Why are you interested in having students learn about people from many different fields of study in P.E. class?

As a member of our faculty’s Diversity, Equity and Inclusion committee, I’ve been thinking really hard about how to pull these topics into my curriculum. Diversity, Equity and Inclusion aren’t necessarily explicit in P.E. class, so making it visible shows students that it is important and valuable to me and to our community. In every class, regardless of the subject, we are either addressing issues of power or we are ignoring them. More than anything, we are trying to raise good humans, and we all have a part to play in creating a more diverse, equitable and inclusive world.

I’m also not into students being in motion mindlessly. I like to connect movement with feeling and thought. Getting everything firing together creates a richer experience. Plus, for me as a teacher, it’s stimulating to keep pushing myself and challenging my own instructional techniques and curriculum development.

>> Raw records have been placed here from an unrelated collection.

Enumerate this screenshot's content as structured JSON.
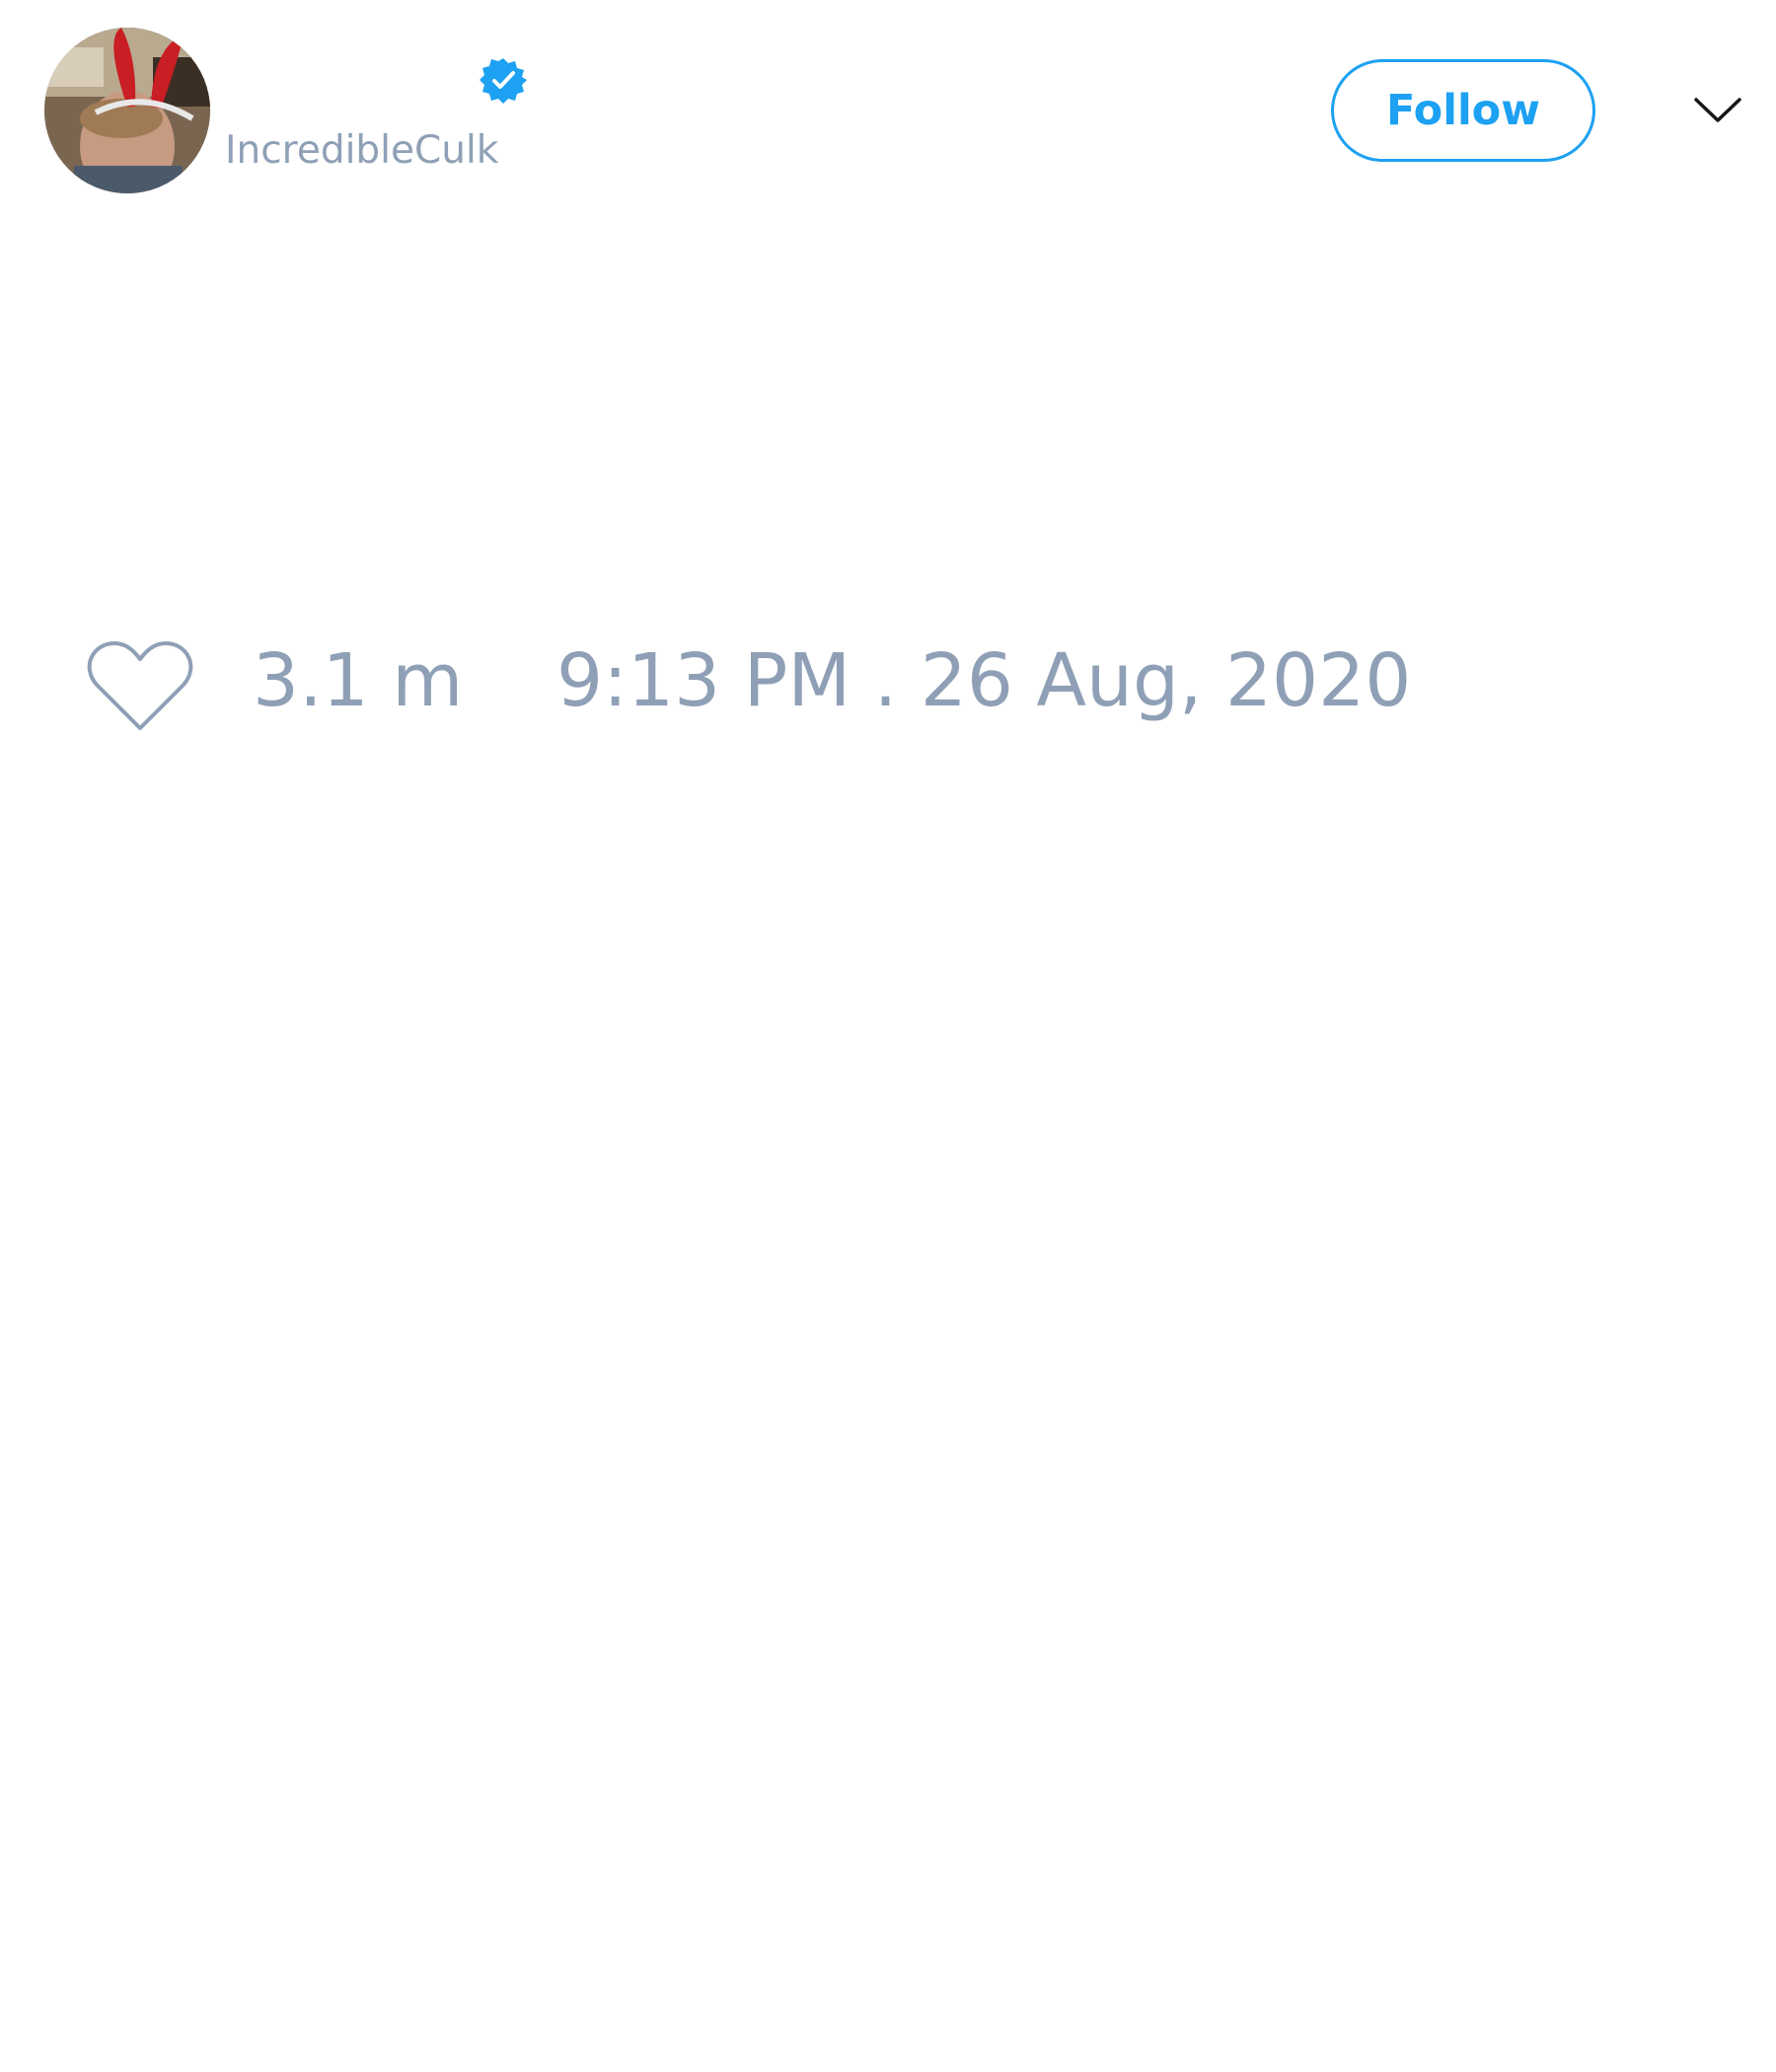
{
  "tweet": {
    "author": {
      "display_name": "",
      "handle": "IncredibleCulk",
      "verified": true,
      "avatar_icon": "profile-photo-bunny-ears"
    },
    "follow_label": "Follow",
    "menu_icon": "chevron-down-icon",
    "text": "",
    "like_icon": "heart-outline-icon",
    "like_count": "3.1 m",
    "timestamp": "9:13 PM . 26 Aug, 2020"
  },
  "colors": {
    "accent": "#1da1f2",
    "secondary_text": "#8fa0b6",
    "background": "#ffffff"
  }
}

Gateway School PE Diversity Inclusion Heros

Q: How does this fit in with the social justice training the faculty had earlier this fall?

A: Social justice is recognizing and acting upon the power that we have for making positive change, and I hoped to inspire my students with Real Life Superheroes from diverse backgrounds, not just athletics, that have already made positive change in our world.

Moving forward, I plan to look at the social justice standards from our training, to explore ways to develop a larger unit of study around this particular activity. And now that I’ve iterated to a structure that actually works, I can also talk to other teachers and share the framework of the activity to see how we can make cross-curricular connections.